Pertanyaan utamanya adalah: Apakah kerugian besar yang harus ditanggung manusia dan stabilitas global menghasilkan keuntungan strategis yang berarti? Meskipun AS telah menunjukkan kemampuannya untuk melakukan serangan dengan ketepatan yang menghancurkan, stabilitas jangka panjang di Timur Tengah dan pencapaian kepentingan Amerika masih sangat tidak menentu.

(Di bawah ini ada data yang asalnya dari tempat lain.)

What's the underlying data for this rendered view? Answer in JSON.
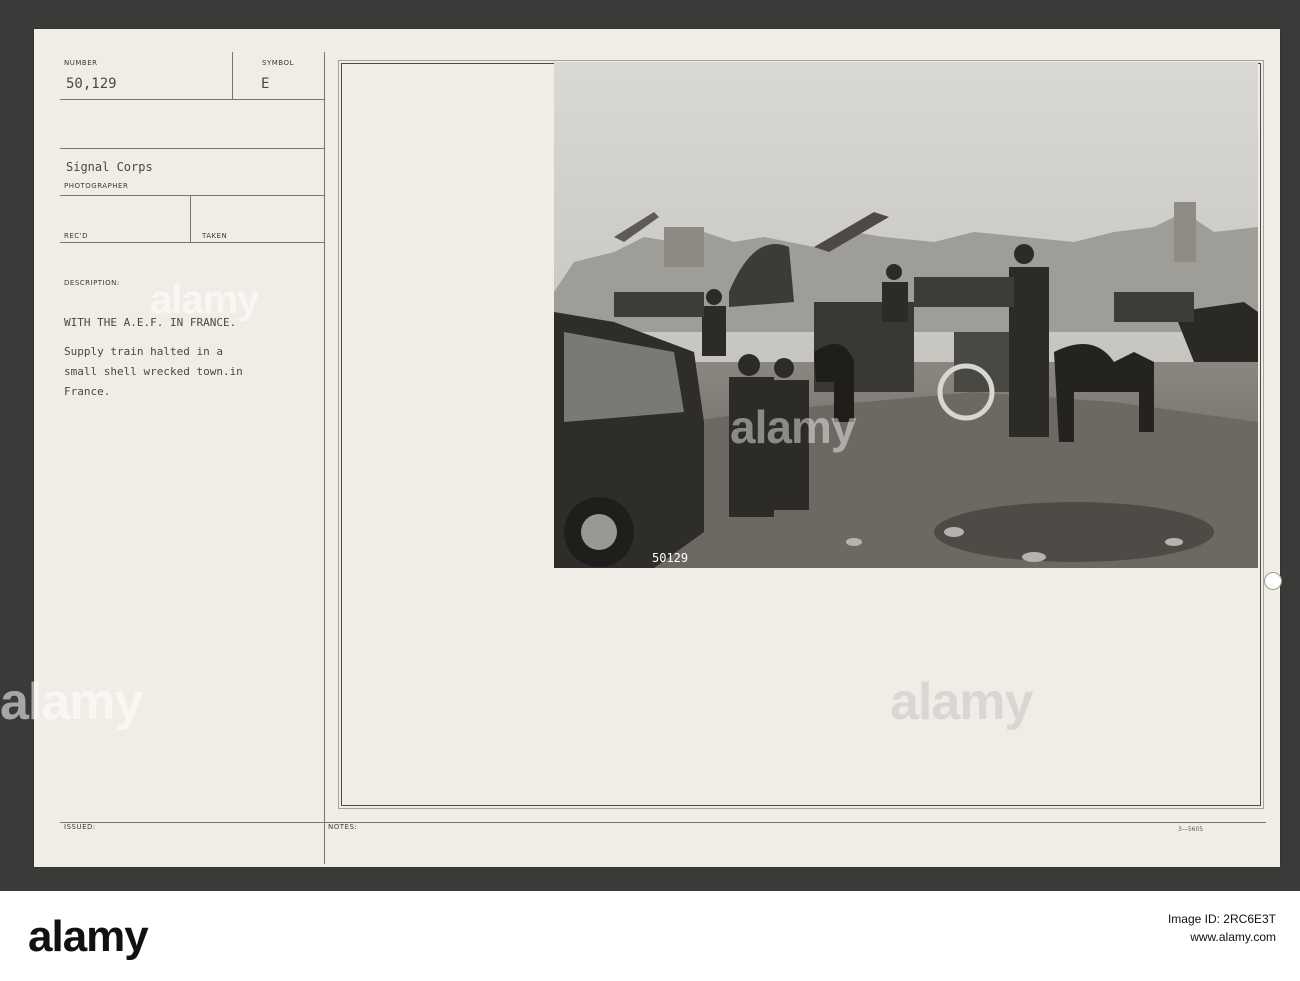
{
  "card": {
    "number_label": "NUMBER",
    "number_value": "50,129",
    "symbol_label": "SYMBOL",
    "symbol_value": "E",
    "photographer_value": "Signal Corps",
    "photographer_label": "PHOTOGRAPHER",
    "recd_label": "REC'D",
    "taken_label": "TAKEN",
    "description_label": "DESCRIPTION:",
    "description_line1": "WITH THE A.E.F. IN FRANCE.",
    "description_line2": "Supply train halted in a",
    "description_line3": "small shell wrecked town.in",
    "description_line4": "France.",
    "issued_label": "ISSUED:",
    "notes_label": "NOTES:",
    "form_number": "3—5605"
  },
  "photo": {
    "negative_number": "50129"
  },
  "watermark": {
    "text": "alamy"
  },
  "footer": {
    "logo": "alamy",
    "image_id": "Image ID: 2RC6E3T",
    "url": "www.alamy.com"
  },
  "colors": {
    "card_bg": "#f1ede6",
    "background": "#3a3a38",
    "photo_tone": "#7d7d79"
  }
}
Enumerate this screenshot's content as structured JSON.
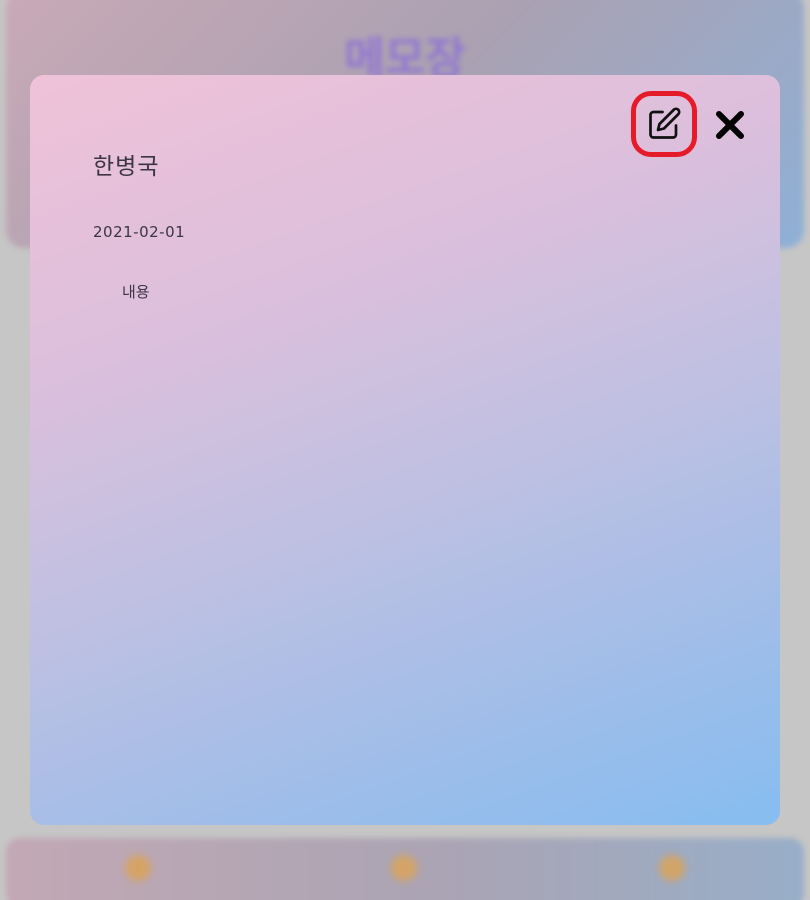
{
  "background": {
    "app_title": "메모장",
    "tab_icons": [
      "tab-icon-left",
      "tab-icon-center",
      "tab-icon-right"
    ]
  },
  "note": {
    "title": "한병국",
    "date": "2021-02-01",
    "content": "내용"
  },
  "toolbar": {
    "edit_icon": "edit-square-pencil-icon",
    "close_icon": "close-x-icon",
    "highlight_color": "#e61b2a"
  }
}
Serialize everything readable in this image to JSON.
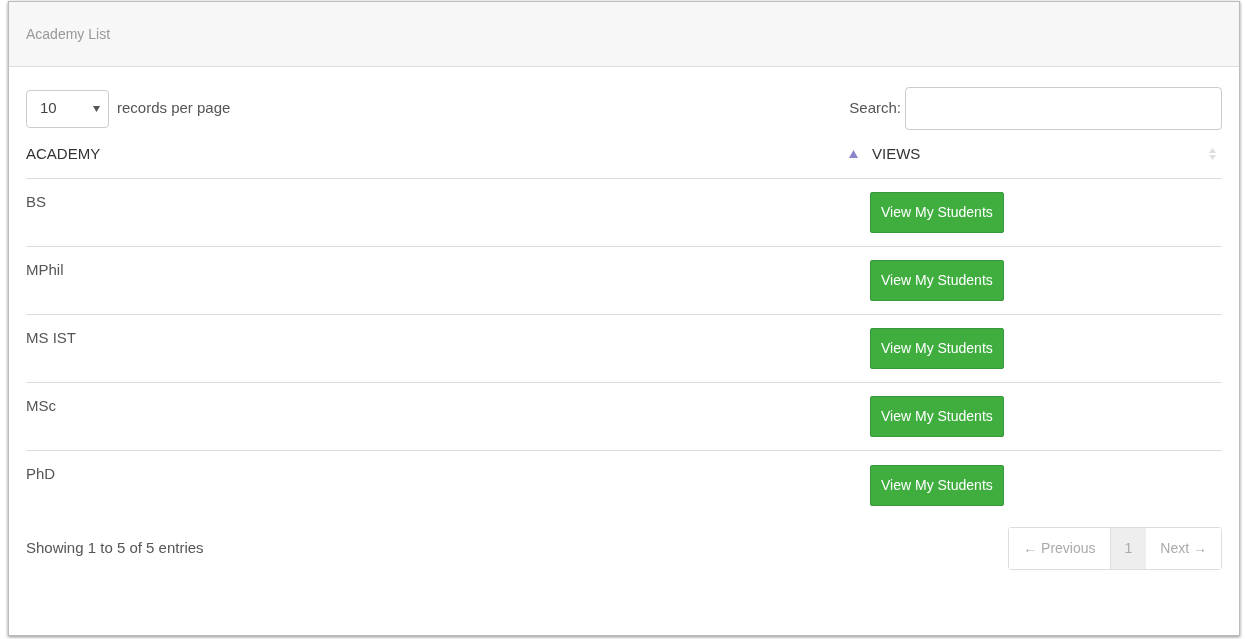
{
  "panel": {
    "title": "Academy List"
  },
  "length_menu": {
    "value": "10",
    "label": "records per page"
  },
  "search": {
    "label": "Search:"
  },
  "table": {
    "columns": [
      {
        "label": "ACADEMY",
        "sorted_ascending": true
      },
      {
        "label": "VIEWS",
        "sorted_ascending": false
      }
    ],
    "rows": [
      {
        "academy": "BS",
        "action": "View My Students"
      },
      {
        "academy": "MPhil",
        "action": "View My Students"
      },
      {
        "academy": "MS IST",
        "action": "View My Students"
      },
      {
        "academy": "MSc",
        "action": "View My Students"
      },
      {
        "academy": "PhD",
        "action": "View My Students"
      }
    ]
  },
  "info": "Showing 1 to 5 of 5 entries",
  "pagination": {
    "previous": "← Previous",
    "pages": [
      {
        "label": "1",
        "selected": true
      }
    ],
    "next": "Next →"
  }
}
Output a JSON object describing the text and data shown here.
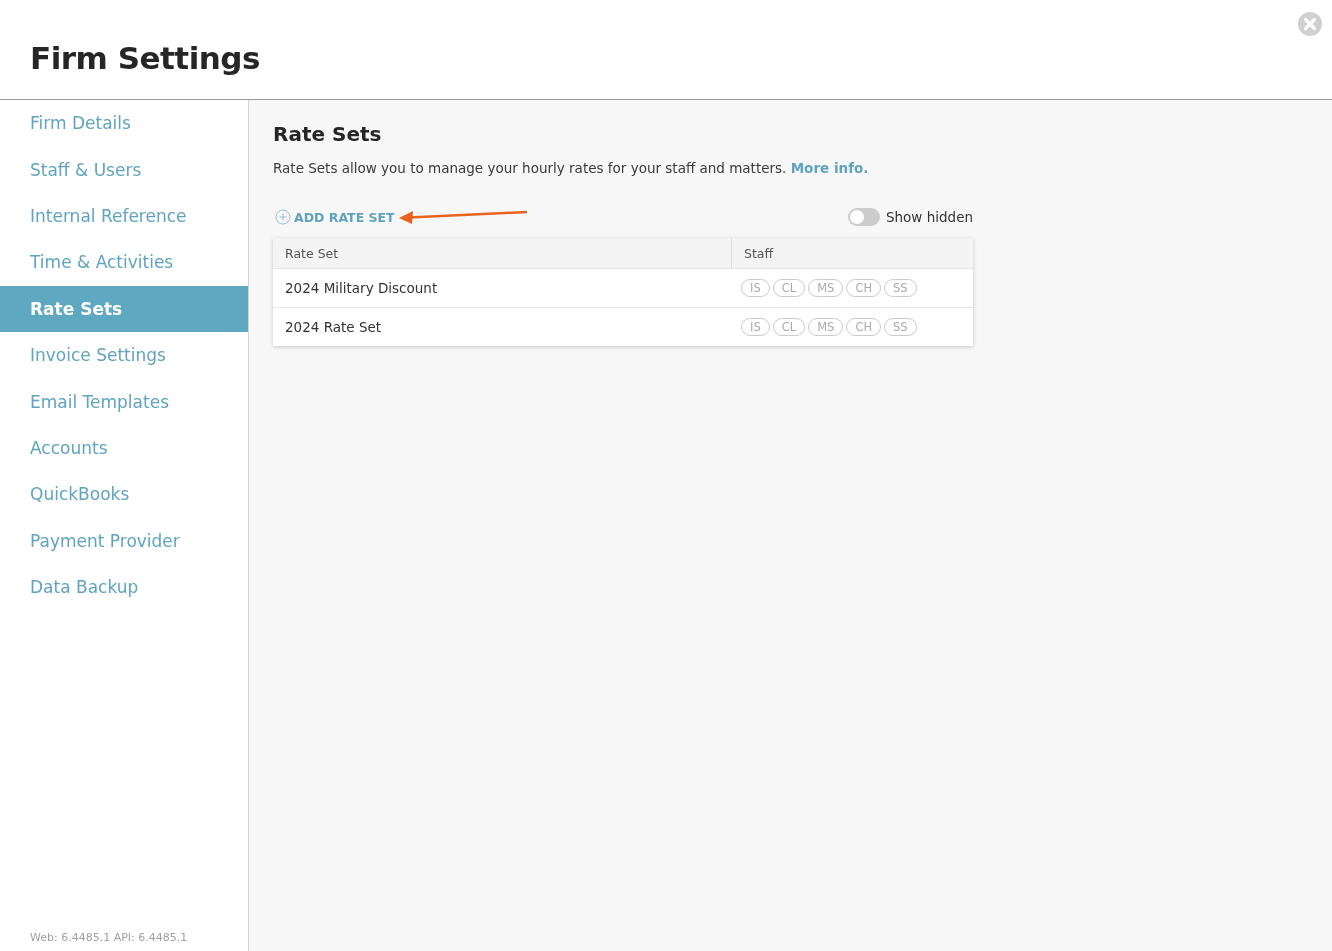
{
  "window": {
    "title": "Firm Settings"
  },
  "sidebar": {
    "items": [
      {
        "label": "Firm Details",
        "selected": false
      },
      {
        "label": "Staff & Users",
        "selected": false
      },
      {
        "label": "Internal Reference",
        "selected": false
      },
      {
        "label": "Time & Activities",
        "selected": false
      },
      {
        "label": "Rate Sets",
        "selected": true
      },
      {
        "label": "Invoice Settings",
        "selected": false
      },
      {
        "label": "Email Templates",
        "selected": false
      },
      {
        "label": "Accounts",
        "selected": false
      },
      {
        "label": "QuickBooks",
        "selected": false
      },
      {
        "label": "Payment Provider",
        "selected": false
      },
      {
        "label": "Data Backup",
        "selected": false
      }
    ],
    "version": "Web: 6.4485.1 API: 6.4485.1"
  },
  "content": {
    "title": "Rate Sets",
    "description": "Rate Sets allow you to manage your hourly rates for your staff and matters.",
    "link": "More info.",
    "add_button": "ADD RATE SET",
    "show_hidden": {
      "label": "Show hidden",
      "on": false
    },
    "table": {
      "columns": [
        "Rate Set",
        "Staff"
      ],
      "rows": [
        {
          "name": "2024 Military Discount",
          "staff": [
            "IS",
            "CL",
            "MS",
            "CH",
            "SS"
          ]
        },
        {
          "name": "2024 Rate Set",
          "staff": [
            "IS",
            "CL",
            "MS",
            "CH",
            "SS"
          ]
        }
      ]
    }
  }
}
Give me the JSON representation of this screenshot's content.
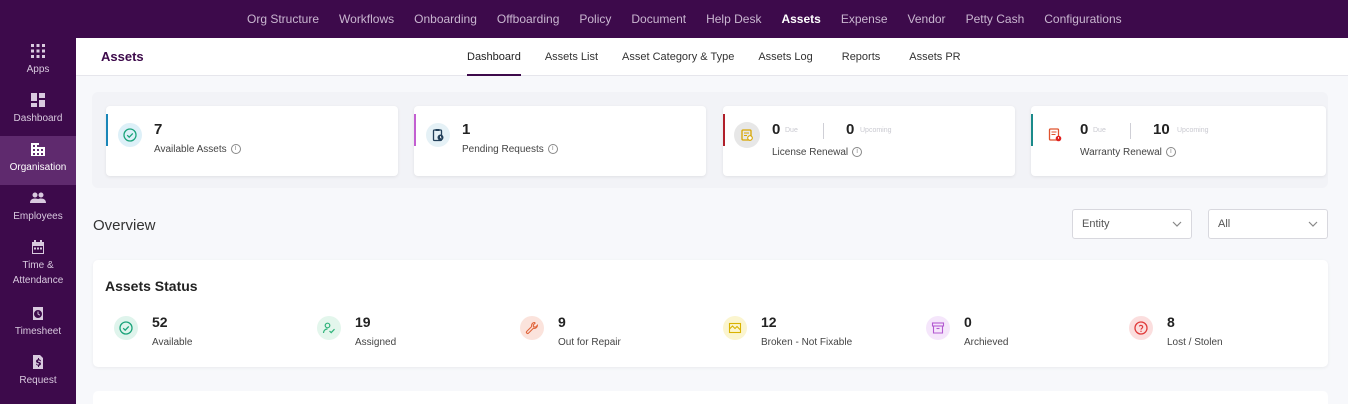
{
  "topnav": {
    "items": [
      "Org Structure",
      "Workflows",
      "Onboarding",
      "Offboarding",
      "Policy",
      "Document",
      "Help Desk",
      "Assets",
      "Expense",
      "Vendor",
      "Petty Cash",
      "Configurations"
    ],
    "active": "Assets"
  },
  "sidebar": {
    "items": [
      {
        "label": "Apps",
        "icon": "apps-grid-icon"
      },
      {
        "label": "Dashboard",
        "icon": "dashboard-icon"
      },
      {
        "label": "Organisation",
        "icon": "building-icon"
      },
      {
        "label": "Employees",
        "icon": "people-icon"
      },
      {
        "label": "Time &",
        "label2": "Attendance",
        "icon": "calendar-icon"
      },
      {
        "label": "Timesheet",
        "icon": "timesheet-icon"
      },
      {
        "label": "Request",
        "icon": "request-icon"
      }
    ],
    "active": "Organisation"
  },
  "page": {
    "title": "Assets",
    "tabs": [
      "Dashboard",
      "Assets List",
      "Asset Category & Type",
      "Assets Log",
      "Reports",
      "Assets PR"
    ],
    "active_tab": "Dashboard"
  },
  "summary": {
    "available": {
      "value": "7",
      "label": "Available Assets"
    },
    "pending": {
      "value": "1",
      "label": "Pending Requests"
    },
    "license": {
      "due": "0",
      "due_label": "Due",
      "upcoming": "0",
      "upcoming_label": "Upcoming",
      "label": "License Renewal"
    },
    "warranty": {
      "due": "0",
      "due_label": "Due",
      "upcoming": "10",
      "upcoming_label": "Upcoming",
      "label": "Warranty Renewal"
    }
  },
  "overview": {
    "title": "Overview",
    "entity_select": "Entity",
    "all_select": "All"
  },
  "status": {
    "title": "Assets Status",
    "items": [
      {
        "value": "52",
        "label": "Available",
        "color": "#1aa37a",
        "bg": "#dff4ec"
      },
      {
        "value": "19",
        "label": "Assigned",
        "color": "#2fb37a",
        "bg": "#e3f6ec"
      },
      {
        "value": "9",
        "label": "Out for Repair",
        "color": "#e0643a",
        "bg": "#fbe3dc"
      },
      {
        "value": "12",
        "label": "Broken - Not Fixable",
        "color": "#d9b200",
        "bg": "#fbf5cf"
      },
      {
        "value": "0",
        "label": "Archieved",
        "color": "#b35ad1",
        "bg": "#f5e6fb"
      },
      {
        "value": "8",
        "label": "Lost / Stolen",
        "color": "#e03a3a",
        "bg": "#fbdede"
      }
    ]
  },
  "colors": {
    "brand": "#3d0a4b",
    "sidebar_active": "#5f2a6e"
  }
}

Doktrin “kematian maksimum” mungkin memenangkan pertempuran dan menghilangkan target-target utama, namun berisiko menciptakan siklus kekerasan yang mempersulit solusi diplomatik dan menggoyahkan wilayah-wilayah yang ingin dipengaruhi oleh AS.

Kesimpulan
Pergeseran ke arah doktrin militer yang “berpusat pada prajurit” di bawah kepemimpinan Pete Hegseth telah mengubah pendekatan AS terhadap Iran menjadi sebuah agresi yang belum pernah terjadi sebelumnya. Meskipun strategi ini mencapai tujuan taktis jangka pendek, namun hal ini menimbulkan risiko strategis yang signifikan, termasuk isolasi diplomatik dan potensi melemahkan perubahan politik yang diharapkan oleh pemerintah AS di Iran.